Internal & External Theft Investigations / Risk Mitigation
There are several reasons that employees commit fraud against their employer, and they include personal financial hardship, opportunity, and rationalization or retaliation. Now more than ever, the principals of crime prevention hold true; specifically, desire, ability, and opportunity. Believe it or not, you can take protective measures to mitigate the risk and limit your exposure to employee theft. And you should, because the losses to the industry are overwhelming.
In 2015:
- $50 billion was stolen from U.S. businesses by employees
- 7% of annual revenues were lost to theft or fraud
- 75% of employees have stolen at least once from their employer
- 37% of employees have stolen at least twice from their employer
- 33% of all business bankruptcies were caused by employee theft
- 2 years pass on average before the fraud is detected
- 42% of loss due to employee theft
- 15% of loss due to administrative errors
Brown, Kaszak, & Associates assists businesses with the investigations into external and employee theft. The truth of the matter is that according to the National Retail Federation, prosecutions, terminations and civil demands for internal incidents has dropped. In other words, often times businesses are left to their own devices to not only identify the responsible parties, but also to take preventive measures to reduce the likelihood of future thefts.

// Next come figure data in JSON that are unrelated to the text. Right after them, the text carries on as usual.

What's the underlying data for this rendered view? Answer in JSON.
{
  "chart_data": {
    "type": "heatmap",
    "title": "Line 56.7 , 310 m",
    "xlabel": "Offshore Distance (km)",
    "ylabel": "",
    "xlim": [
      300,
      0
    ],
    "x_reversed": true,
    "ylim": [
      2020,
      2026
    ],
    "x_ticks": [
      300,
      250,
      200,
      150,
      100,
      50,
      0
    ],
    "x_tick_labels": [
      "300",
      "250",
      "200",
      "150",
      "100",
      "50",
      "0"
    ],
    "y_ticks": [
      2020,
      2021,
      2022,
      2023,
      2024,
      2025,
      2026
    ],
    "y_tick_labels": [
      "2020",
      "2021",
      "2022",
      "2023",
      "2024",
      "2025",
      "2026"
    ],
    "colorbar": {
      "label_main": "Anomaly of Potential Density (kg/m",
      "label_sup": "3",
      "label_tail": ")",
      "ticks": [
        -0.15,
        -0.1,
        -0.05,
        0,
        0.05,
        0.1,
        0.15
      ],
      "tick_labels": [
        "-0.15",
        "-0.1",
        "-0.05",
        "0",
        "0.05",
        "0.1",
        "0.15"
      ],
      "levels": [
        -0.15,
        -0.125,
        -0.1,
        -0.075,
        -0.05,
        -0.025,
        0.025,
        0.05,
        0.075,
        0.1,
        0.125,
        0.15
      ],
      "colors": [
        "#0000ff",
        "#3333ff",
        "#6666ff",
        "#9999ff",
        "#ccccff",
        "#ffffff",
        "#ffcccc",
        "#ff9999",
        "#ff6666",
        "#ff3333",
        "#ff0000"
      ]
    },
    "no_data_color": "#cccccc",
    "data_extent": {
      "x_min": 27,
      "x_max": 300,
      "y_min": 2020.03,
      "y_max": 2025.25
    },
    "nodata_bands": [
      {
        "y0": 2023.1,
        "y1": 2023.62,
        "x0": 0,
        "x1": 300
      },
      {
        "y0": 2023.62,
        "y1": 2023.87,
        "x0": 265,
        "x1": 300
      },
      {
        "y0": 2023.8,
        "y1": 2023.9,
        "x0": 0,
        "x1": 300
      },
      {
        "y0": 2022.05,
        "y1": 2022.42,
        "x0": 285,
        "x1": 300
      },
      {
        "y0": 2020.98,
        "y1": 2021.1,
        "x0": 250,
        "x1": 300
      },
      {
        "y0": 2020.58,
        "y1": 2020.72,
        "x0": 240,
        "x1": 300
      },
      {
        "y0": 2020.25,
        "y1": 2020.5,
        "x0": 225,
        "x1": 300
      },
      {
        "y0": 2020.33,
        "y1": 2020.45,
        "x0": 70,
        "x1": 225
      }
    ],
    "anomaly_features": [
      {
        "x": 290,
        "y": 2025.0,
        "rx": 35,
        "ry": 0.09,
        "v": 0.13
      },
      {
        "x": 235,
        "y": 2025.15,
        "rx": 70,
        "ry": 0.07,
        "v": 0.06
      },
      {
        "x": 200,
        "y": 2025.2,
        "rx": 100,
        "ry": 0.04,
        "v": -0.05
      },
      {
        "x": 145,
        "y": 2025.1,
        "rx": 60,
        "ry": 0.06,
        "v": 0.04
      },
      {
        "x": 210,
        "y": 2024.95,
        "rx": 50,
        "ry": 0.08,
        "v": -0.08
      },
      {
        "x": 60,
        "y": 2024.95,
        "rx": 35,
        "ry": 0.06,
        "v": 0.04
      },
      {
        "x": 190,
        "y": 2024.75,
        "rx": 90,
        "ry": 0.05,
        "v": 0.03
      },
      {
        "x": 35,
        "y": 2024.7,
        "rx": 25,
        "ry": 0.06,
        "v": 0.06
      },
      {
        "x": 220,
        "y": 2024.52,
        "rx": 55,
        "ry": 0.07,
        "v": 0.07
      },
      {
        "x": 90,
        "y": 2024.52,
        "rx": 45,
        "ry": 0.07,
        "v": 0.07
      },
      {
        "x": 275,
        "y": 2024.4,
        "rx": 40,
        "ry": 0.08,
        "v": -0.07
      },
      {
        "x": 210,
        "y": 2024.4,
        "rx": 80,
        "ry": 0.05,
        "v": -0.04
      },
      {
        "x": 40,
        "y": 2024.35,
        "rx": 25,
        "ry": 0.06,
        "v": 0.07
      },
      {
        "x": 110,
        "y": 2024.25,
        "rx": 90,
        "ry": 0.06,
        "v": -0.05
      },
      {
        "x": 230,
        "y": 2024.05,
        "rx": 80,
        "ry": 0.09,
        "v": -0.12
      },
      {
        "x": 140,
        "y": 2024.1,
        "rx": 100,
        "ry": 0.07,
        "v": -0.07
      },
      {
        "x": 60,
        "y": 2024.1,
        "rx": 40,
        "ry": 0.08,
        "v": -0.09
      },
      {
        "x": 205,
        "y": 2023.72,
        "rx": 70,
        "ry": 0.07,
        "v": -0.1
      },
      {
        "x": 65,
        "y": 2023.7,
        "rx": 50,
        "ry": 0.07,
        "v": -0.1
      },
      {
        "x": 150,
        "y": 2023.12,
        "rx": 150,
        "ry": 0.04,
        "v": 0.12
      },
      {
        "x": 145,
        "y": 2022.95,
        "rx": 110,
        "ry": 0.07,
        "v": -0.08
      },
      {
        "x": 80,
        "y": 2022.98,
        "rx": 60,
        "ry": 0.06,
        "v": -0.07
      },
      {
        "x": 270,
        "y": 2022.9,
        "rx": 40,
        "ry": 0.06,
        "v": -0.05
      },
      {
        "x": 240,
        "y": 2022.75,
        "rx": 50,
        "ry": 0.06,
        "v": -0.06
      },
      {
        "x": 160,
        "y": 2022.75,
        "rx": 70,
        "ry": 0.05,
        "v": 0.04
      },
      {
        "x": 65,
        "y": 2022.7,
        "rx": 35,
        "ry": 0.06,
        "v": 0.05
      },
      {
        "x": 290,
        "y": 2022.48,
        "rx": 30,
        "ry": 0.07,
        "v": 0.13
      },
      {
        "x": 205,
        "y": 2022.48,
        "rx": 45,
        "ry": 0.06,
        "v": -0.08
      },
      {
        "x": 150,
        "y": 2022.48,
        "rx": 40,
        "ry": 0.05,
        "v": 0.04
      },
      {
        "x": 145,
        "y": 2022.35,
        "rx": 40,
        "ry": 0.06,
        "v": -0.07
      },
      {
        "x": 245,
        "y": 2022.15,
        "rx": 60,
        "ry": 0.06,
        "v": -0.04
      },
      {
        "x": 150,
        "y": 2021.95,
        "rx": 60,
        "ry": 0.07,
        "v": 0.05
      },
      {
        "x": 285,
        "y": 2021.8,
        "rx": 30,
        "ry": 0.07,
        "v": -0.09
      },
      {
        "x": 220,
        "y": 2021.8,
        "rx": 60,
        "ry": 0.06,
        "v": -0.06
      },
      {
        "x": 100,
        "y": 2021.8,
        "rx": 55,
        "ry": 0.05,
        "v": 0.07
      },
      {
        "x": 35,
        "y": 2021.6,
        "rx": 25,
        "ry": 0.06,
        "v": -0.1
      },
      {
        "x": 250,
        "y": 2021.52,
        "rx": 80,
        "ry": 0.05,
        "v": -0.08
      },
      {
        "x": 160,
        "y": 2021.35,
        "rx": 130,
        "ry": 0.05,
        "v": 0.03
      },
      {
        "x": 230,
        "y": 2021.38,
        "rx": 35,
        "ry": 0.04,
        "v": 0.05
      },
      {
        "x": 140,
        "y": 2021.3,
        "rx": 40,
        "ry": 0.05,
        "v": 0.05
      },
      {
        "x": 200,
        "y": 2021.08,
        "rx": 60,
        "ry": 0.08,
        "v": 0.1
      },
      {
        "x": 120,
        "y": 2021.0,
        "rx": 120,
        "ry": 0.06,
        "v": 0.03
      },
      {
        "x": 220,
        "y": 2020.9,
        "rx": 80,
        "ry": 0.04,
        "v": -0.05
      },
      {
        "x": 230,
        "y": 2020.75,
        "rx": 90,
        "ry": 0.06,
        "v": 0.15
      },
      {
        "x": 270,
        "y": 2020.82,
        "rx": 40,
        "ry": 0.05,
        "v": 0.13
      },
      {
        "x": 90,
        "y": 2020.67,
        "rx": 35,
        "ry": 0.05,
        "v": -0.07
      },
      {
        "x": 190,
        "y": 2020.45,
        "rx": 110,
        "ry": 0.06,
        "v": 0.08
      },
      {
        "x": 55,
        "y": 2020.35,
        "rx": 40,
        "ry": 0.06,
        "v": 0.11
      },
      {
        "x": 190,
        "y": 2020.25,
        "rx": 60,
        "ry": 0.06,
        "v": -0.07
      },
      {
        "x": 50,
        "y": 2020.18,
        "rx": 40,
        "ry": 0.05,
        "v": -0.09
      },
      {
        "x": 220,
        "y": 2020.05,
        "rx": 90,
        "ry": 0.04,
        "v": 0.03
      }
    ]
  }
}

The investigative firm of Brown, Kaszak & Associates has assisted businesses that have experienced loss due to internal or external theft by identifying responsible parties, assisted in the recovery of stolen assets, and providing unimpeachable testimony in criminal or civil actions. Additionally, we work with business owners to mitigate risk by evaluating your processes and procedures, and developing a strategy to reduce the desire and opportunity for employees to commit acts of fraud or theft.